“Los valores permanentes de la vida, en la Iglesia”
Mis queridos hermanos y hermanas en el Señor:
La jornada de la Iglesia diocesana, que celebraremos el domingo 13 de noviembre, nos servirá este año para comprender mejor, según dice el lema escogido, que los valores permanentes de la vida se dan en la Iglesia. Cualquiera que observe con objetividad el desarrollo de la Iglesia desde sus orígenes hasta nuestros días tendrá que admitir que en la Iglesia tiene lugar el nacimiento de una nueva humanidad gracias a la redención de Cristo. La persona de Cristo, el Hijo de Dios encarnado en el seno de la Virgen, es la fuente de las realidades que hemos dado en llamar “valores” y que, en realidad, son el fruto de la obra salvadora de Cristo: la paz, la reconciliación, la justicia, la verdadera libertad, y, en último término, la dignidad de la persona humana que, redimida por Cristo, posee la condición de hijo de Dios, heredero de la vida eterna.
No debe extrañar, por tanto, que la Iglesia anuncie a todos los hombres el misterio que lleva dentro y trabaje con todas sus energías para que el hombre −cada hombre− participe de él. El empeño misionero y evangelizador de la Iglesia sólo se explica desde el mandato de Cristo a los apóstoles, el de anunciar el evangelio a todos los hombres y hacerlos partícipes de los dones de su redención. Sólo así, participando de la vida de Cristo, el hombre recupera su verdadera dignidad y se convierte en el “hombre nuevo” que Dios ha pensado desde toda la eternidad.
Todo lo que hacer la Iglesia −liturgia, enseñanza y catequesis, caridad− va dirigido a hacer surgir este hombre nuevo que sea testigo del amor de Dios en medio del mundo. Favorecer la vida de la Iglesia en todas sus acciones pastorales es contribuir a que el hombre alcance su plenitud en Cristo y la nueva humanidad, que ha brotado de su muerte y resurrección, llene toda la tierra. Por eso, es necesario que cuantos formamos parte de la Iglesia, conscientes de la misión que ha recibido de Cristo, contribuyamos con nuestros bienes espirituales y materiales en la expansión del Reino de Dios que es, en definitiva, la suma de todos los valores que el hombre, en su corazón, aspira a poseer. Como Iglesia de Cristo, debemos edificarnos mutuamente con la oración, la ayuda mutua y la acción evangelizadora. El Sínodo, que hemos concluido, abre ante nosotros perspectivas muy esperanzadoras para hacer de nuestra Iglesia diocesana el signo y sacramento de la presencia de Dios en el mundo y de la unión de los hombres con Él y entre nosotros.
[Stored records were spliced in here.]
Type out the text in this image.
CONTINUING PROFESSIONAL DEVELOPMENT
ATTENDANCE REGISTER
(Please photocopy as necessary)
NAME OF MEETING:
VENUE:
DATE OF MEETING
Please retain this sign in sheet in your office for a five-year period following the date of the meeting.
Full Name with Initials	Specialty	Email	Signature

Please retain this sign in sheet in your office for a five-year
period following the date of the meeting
Al mismo tiempo, para llevar adelante la renovación de nuestra Iglesia y la misión hacia el mundo, los cristianos debemos colaborar económicamente para que las comunidades cristianas y la misma diócesis no carezcan de los medios imprescindibles para llevar adelante su misión: templos, escuelas, centros de acogida y de caridad, medios de comunicación, seminarios y centros de estudios, etc. Sin estos medios, la misión de la Iglesia se ve en peligro, es decir, los hombres pueden verse privados de los dones de la salvación, de esa nueva humanidad sin la cual este mundo sería un inmenso desierto. Contribuyamos, pues, con toda generosidad y con todos nuestros medios para que la Iglesia diocesana descubra en todo lo que hace que los valores permanentes de la vida se encuentran en ella y se ofrecen a todos los hombres sin distinción.